Masyarakat pun tidak bisa terus-menerus memposisikan diri sebagai korban. Kedewasaan politik menuntut pemilih untuk lebih kritis dan rasional. Janji harus diuji, bukan ditelan mentah-mentah. Rekam jejak, konsistensi sikap, dan keberanian mengambil keputusan di masa lalu jauh lebih penting daripada pidato manis di atas panggung kampanye. Demokrasi akan stagnan jika pemilih terus memaafkan kebohongan yang dibungkus janji.
Perlu ditegaskan bahwa membatasi janji bukan berarti mematikan harapan.

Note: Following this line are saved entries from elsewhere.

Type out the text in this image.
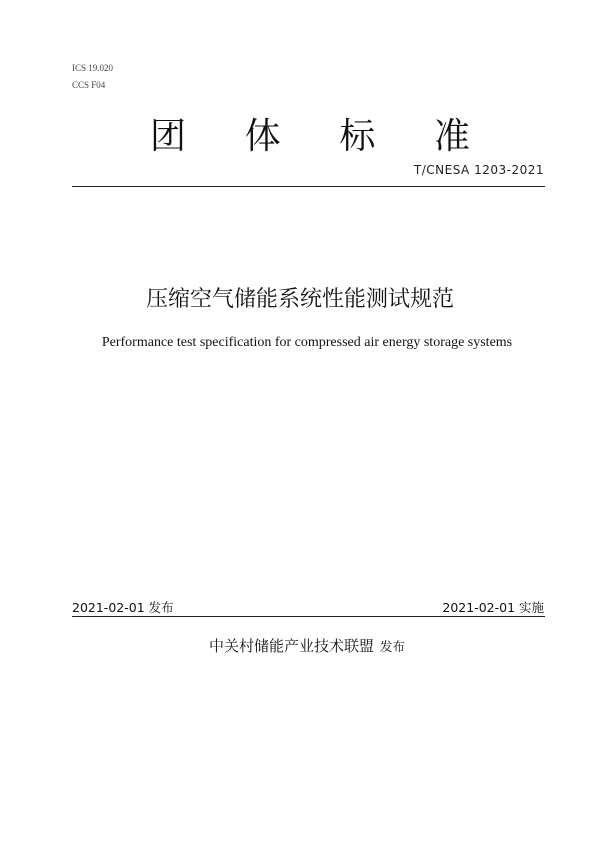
ICS 19.020
CCS F04
团 体 标 准
T/CNESA 1203-2021
压缩空气储能系统性能测试规范
Performance test specification for compressed air energy storage systems
2021-02-01 发布	2021-02-01 实施
中关村储能产业技术联盟 发布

Justru sebaliknya, harapan yang dibangun di atas kejujuran akan jauh lebih kuat dan berkelanjutan. Calon pemimpin yang berani berkata “ini yang bisa kami lakukan, dan ini yang belum mampu kami lakukan” layak mendapatkan kepercayaan lebih besar dibanding mereka yang menjanjikan segalanya tanpa kepastian.
Pada akhirnya, pencalonan adalah ujian integritas. Seribu janji yang diumbar tanpa tanggung jawab hanya akan melahirkan kekecewaan kolektif dan memperlebar jurang ketidakpercayaan publik terhadap politik. Kekuasaan bukan panggung sandiwara, melainkan amanah yang menuntut konsistensi antara ucapan dan tindakan.
Rakyat tidak membutuhkan pemimpin yang pandai berjanji, tetapi pemimpin yang berani bertanggung jawab. Jika sejak awal janji sudah menjadi alat manipulasi, maka jangan heran jika setelah kekuasaan diraih, kepercayaan publik runtuh. Demokrasi yang bermartabat hanya bisa ditegakkan oleh kejujuran, bukan oleh seribu janji yang menguap ditelan waktu.